The efficacy and safety of multiple intravitreal cidofovir (HPMPC) injections given every 5–6 weeks for the maintenance treatment of CMV retinitis with 20 µg intravitreally injected was shown to be highly effective, with only rare episodes of reactivation and progression.170
A correlation between IOP and CD4 T-lymphocyte counts in patients with HIV with and without CMV retinitis has been described.210 IOP was measured with calibrated Goldmann applanation tonometers in two groups of patients. Group A included 84 HIV patients (120 eyes) with CMV retinitis, and group B included 110 HIV patients (183 eyes) without CMV retinitis; 33 patients without HIV (66 eyes) were included as a control group.

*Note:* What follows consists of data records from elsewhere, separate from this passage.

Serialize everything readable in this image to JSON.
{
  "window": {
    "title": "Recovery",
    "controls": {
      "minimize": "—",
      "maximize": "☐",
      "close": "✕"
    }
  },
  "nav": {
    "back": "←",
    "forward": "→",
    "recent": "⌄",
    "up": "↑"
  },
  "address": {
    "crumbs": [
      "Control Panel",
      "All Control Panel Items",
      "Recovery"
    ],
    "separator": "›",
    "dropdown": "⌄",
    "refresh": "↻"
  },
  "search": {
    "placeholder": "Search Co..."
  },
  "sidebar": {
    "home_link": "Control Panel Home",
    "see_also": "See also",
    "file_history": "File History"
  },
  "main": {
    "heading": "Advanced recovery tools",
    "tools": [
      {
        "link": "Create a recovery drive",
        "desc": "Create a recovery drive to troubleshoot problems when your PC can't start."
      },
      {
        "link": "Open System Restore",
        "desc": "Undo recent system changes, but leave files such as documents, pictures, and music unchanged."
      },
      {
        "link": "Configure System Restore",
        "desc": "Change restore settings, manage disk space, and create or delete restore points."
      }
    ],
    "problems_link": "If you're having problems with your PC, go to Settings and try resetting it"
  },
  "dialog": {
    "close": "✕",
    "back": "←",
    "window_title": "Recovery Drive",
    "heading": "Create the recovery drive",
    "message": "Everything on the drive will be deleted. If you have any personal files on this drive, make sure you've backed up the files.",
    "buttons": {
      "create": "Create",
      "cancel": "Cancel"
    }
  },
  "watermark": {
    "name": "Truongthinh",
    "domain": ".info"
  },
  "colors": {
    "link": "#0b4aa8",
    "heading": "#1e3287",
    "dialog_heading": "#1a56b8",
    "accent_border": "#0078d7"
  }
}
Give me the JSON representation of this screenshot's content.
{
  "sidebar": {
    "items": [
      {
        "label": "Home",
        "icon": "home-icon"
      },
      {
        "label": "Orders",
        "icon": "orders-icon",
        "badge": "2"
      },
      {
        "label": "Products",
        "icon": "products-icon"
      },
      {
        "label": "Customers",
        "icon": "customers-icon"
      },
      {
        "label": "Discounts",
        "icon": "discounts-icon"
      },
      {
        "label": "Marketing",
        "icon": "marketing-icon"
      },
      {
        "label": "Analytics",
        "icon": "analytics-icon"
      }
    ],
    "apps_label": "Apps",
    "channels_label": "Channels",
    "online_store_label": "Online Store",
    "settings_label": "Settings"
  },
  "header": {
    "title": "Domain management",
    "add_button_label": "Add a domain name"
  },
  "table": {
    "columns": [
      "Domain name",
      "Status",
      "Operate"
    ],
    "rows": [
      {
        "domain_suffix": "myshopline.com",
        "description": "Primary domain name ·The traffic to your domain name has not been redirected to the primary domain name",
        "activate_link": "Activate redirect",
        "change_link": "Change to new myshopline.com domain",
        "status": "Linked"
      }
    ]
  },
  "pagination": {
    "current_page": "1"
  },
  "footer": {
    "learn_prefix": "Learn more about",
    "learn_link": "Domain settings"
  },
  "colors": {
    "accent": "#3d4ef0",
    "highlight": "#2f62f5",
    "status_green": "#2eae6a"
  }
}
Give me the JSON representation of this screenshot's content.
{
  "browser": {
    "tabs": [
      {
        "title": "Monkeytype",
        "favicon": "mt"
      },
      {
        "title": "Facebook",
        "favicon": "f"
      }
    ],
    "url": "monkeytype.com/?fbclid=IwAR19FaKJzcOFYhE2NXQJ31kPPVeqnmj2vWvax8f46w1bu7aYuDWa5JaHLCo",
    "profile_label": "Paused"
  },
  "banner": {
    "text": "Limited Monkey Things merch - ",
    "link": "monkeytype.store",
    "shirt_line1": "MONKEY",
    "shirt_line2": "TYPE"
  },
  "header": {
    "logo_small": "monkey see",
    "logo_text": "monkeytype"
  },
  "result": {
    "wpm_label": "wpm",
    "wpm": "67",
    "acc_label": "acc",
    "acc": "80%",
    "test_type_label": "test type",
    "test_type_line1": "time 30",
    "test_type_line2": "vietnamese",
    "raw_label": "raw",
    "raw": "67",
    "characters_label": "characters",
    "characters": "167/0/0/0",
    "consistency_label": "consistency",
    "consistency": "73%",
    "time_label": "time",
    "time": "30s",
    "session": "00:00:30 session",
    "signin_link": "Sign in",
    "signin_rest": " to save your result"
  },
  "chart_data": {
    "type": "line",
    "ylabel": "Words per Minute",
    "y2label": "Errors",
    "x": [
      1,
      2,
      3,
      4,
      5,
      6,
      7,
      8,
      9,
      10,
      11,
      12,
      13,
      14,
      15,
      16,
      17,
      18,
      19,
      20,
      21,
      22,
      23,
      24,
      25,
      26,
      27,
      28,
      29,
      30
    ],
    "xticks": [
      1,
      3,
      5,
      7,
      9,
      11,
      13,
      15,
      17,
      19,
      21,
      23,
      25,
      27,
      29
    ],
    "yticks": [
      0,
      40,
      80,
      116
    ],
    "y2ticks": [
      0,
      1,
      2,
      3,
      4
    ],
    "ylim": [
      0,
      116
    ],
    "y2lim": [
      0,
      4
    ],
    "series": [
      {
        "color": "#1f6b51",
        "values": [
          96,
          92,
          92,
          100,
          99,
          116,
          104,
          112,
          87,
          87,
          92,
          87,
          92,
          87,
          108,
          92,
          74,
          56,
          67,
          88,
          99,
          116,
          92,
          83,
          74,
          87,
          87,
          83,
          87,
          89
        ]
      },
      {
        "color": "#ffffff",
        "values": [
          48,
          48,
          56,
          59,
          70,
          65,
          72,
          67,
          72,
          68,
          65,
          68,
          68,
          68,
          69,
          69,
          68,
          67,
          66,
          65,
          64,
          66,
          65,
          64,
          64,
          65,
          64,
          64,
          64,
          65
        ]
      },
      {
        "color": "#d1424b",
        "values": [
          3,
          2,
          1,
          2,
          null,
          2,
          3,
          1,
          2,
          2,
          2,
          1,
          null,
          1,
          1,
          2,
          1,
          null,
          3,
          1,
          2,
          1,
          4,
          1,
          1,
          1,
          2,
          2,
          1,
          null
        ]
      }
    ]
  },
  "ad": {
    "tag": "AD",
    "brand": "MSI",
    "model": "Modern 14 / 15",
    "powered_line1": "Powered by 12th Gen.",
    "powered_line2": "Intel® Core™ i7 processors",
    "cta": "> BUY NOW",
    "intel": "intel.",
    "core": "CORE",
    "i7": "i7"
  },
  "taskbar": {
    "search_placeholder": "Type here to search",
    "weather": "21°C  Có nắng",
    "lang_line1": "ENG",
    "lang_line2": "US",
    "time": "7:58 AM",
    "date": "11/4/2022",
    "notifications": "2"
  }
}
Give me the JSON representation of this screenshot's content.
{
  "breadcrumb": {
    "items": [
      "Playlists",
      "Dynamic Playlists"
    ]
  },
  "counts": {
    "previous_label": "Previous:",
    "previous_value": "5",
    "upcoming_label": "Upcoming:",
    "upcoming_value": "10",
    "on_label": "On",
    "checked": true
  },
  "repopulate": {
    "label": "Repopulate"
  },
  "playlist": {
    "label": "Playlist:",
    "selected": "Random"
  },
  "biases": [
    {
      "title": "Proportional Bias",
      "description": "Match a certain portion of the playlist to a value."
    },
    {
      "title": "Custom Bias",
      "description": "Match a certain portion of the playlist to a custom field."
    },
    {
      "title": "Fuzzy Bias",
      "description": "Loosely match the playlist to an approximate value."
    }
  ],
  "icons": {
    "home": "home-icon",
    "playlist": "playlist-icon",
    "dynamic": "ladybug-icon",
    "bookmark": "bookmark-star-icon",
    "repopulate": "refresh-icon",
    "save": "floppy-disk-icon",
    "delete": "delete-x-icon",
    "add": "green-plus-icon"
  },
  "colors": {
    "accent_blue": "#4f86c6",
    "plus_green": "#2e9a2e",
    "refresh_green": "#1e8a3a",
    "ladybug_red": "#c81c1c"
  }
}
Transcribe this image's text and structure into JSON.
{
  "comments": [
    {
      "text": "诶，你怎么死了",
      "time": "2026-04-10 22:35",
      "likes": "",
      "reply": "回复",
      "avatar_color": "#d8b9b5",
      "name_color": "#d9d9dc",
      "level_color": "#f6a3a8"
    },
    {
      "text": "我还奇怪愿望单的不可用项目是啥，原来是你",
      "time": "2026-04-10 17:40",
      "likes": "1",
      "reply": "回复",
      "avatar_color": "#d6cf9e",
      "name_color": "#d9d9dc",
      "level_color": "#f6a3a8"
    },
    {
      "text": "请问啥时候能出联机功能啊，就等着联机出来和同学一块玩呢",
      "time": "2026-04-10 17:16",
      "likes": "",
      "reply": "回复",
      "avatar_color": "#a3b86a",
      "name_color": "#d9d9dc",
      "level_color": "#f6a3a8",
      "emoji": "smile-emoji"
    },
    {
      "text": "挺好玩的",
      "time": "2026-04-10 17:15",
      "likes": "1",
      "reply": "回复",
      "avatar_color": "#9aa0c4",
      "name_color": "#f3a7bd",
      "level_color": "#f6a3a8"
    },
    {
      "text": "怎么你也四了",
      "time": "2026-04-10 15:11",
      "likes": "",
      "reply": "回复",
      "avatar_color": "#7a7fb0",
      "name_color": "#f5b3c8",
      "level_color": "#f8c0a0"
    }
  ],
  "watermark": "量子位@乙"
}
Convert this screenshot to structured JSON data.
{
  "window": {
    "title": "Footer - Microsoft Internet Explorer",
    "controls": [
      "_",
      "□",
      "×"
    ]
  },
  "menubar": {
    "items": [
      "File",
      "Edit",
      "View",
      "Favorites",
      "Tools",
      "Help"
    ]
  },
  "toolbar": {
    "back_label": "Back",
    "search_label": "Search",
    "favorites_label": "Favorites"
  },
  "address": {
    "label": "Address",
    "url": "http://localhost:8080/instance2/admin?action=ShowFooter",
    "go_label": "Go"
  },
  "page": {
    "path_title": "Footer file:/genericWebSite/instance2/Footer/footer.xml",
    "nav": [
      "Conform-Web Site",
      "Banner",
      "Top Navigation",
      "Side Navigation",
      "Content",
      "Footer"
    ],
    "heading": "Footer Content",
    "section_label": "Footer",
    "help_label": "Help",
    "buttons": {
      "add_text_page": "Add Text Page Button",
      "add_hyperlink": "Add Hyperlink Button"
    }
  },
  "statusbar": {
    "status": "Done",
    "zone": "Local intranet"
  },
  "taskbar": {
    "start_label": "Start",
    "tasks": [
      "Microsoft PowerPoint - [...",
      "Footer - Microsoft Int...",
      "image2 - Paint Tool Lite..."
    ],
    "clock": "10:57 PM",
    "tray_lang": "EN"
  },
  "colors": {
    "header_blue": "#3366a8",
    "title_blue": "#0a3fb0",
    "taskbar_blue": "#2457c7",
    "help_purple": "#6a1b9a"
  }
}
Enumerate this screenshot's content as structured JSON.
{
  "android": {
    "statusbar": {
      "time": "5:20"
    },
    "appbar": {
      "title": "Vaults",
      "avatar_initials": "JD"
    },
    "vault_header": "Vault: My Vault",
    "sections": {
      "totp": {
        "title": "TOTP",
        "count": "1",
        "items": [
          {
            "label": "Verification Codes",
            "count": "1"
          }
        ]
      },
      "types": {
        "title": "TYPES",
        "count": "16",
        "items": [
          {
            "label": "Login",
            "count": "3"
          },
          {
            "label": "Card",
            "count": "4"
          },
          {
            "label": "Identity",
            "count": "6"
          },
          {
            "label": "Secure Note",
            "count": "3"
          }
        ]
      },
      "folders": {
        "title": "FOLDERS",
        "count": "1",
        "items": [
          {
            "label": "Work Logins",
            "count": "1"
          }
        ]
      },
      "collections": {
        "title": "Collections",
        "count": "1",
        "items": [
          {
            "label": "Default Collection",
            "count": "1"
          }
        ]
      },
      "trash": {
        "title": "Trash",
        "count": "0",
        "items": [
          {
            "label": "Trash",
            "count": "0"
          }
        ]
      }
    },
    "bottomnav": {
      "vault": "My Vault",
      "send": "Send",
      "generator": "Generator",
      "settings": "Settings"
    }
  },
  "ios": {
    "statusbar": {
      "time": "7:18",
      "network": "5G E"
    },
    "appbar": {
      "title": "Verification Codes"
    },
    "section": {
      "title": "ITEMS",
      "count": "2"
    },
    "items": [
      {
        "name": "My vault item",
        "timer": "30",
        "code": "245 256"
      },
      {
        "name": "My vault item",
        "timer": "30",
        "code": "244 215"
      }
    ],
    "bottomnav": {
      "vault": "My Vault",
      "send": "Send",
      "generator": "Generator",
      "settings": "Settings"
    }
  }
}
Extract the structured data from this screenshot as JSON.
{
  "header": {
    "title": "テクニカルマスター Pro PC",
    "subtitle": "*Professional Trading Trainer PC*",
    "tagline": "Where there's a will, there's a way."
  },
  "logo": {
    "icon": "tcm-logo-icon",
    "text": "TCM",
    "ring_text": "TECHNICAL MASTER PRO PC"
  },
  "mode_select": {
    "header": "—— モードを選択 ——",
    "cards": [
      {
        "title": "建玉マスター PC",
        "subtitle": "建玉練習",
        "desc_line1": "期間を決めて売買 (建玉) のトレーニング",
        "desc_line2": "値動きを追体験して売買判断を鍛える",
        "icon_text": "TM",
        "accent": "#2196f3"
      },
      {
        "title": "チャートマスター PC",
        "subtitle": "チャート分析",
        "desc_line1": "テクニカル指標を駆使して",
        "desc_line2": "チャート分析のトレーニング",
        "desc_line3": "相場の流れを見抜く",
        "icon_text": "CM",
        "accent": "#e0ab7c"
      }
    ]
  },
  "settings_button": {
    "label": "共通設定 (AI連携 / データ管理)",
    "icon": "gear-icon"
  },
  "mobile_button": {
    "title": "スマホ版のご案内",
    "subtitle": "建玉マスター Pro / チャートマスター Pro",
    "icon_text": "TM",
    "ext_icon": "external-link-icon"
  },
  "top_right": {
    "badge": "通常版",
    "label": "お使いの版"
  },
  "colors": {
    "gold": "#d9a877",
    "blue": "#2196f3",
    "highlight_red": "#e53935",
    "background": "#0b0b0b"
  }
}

Step-wise regression analysis of IOP included correlation with CMV retinitis (presence, extent, and activity), CD4 T-lymphocyte count, age, and gender. The mean IOP was 9.8 mmHg in group A, 12.6 mmHg in group B, and 16.1 mmHg in the control group. All three groups were statistically different from each other when intraocular pressure was compared (P < 0.0001). Step-wise regression showed that low CD4 T-lymphocyte count and extent of CMV retinitis both correlated to low IOP. These results demonstrate that IOP is lower than normal in patients with HIV and that decreased CD4 T-lymphocyte count is the major factor associated with low IOP, accounting for 20% of the effect. The extent of CMV retinitis accounts for 8% of the effect.